Smith and Sienkiewicz see that as a threat and violation of the act.
"Defendant, John McDougall, intentionally and unlawfully caused these threats and intimidation by ordering his deputies to threaten plaintiffs with physical removal from the facility," according to the complaint.
They are asking for an injunction allowing them to protest in front of the clinic, want $5,000 for each alleged violation of the act and between $15,000 and $25,000 in punitive damages.
"We believe that Sheriff McDougall has unlawfully prevented us from offering love and help to the girls being brought to Ali Azima's abortuary," according to the statement.
Sienkiewicz, who said he is a member of Referral Educational and Counseling Help, an outreach program that tries to provide pregnant women with information offering alternatives to abortion, said it's impossible to counsel women from the area McDougall has specified.
Still, the men haven't returned since July 13.
"That would probably force an arrest, which we don't want to happen," Sienkiewicz said.
Azima said it's been calmer in the past couple of weeks, because the protesters haven't been in front of the clinic.
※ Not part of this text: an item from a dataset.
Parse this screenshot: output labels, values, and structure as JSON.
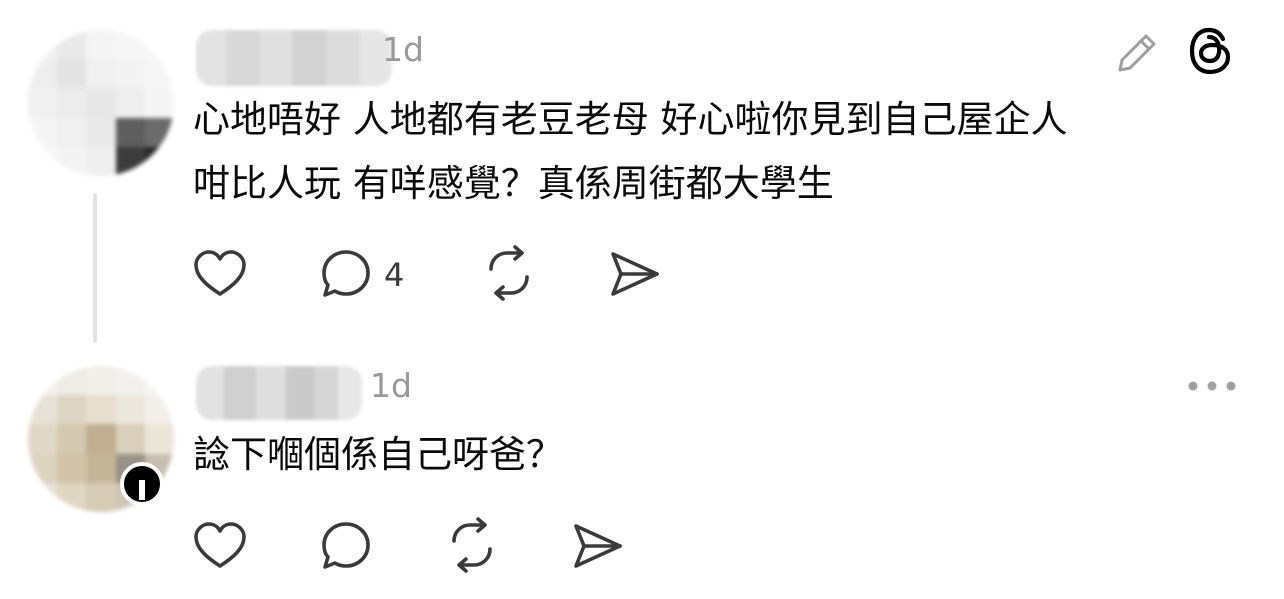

He adamantly denies that Smith and Sienkiewicz or their friends are counselors.
"They are approaching patients and they are intimidating them and frightening them," Azima said.
He said he's received complaints from many patients, including women who come to the clinic for routine checkups.
"There hasn't been even one person who comes inside the clinic and said they have counseled them," Azima said.
Assistant U.S. Attorney Douglas Molloy said he can't comment about the merits of the civil suit, but said McDougall has gone out of his way to make sure he's protecting the rights of the abortion protesters, the health-care providers and potential clients.
"I would say that Sheriff McDougall at all times has acted professionally and within the definitions of the FACE Act," Molloy said.
Last week, the U.S. Attorney's Office and McDougall agreed to host a meeting with Azima and abortion protesters to help solve the disagreement. But neither Azima nor anti-abortionists showed up.
That was the second time law enforcement officials met to discuss the act and how to deal with possible violations, Molloy said.
The first time was in June and included officials from McDougall's office, the FBI and the Florida Department of Law Enforcement. The meeting was at McDougall's request, Molloy said.
"What the sheriff wanted to do was give full protection of the law to all the sides the FACE Act protects," Molloy said.
A hearing on the legal challenge hasn't been scheduled.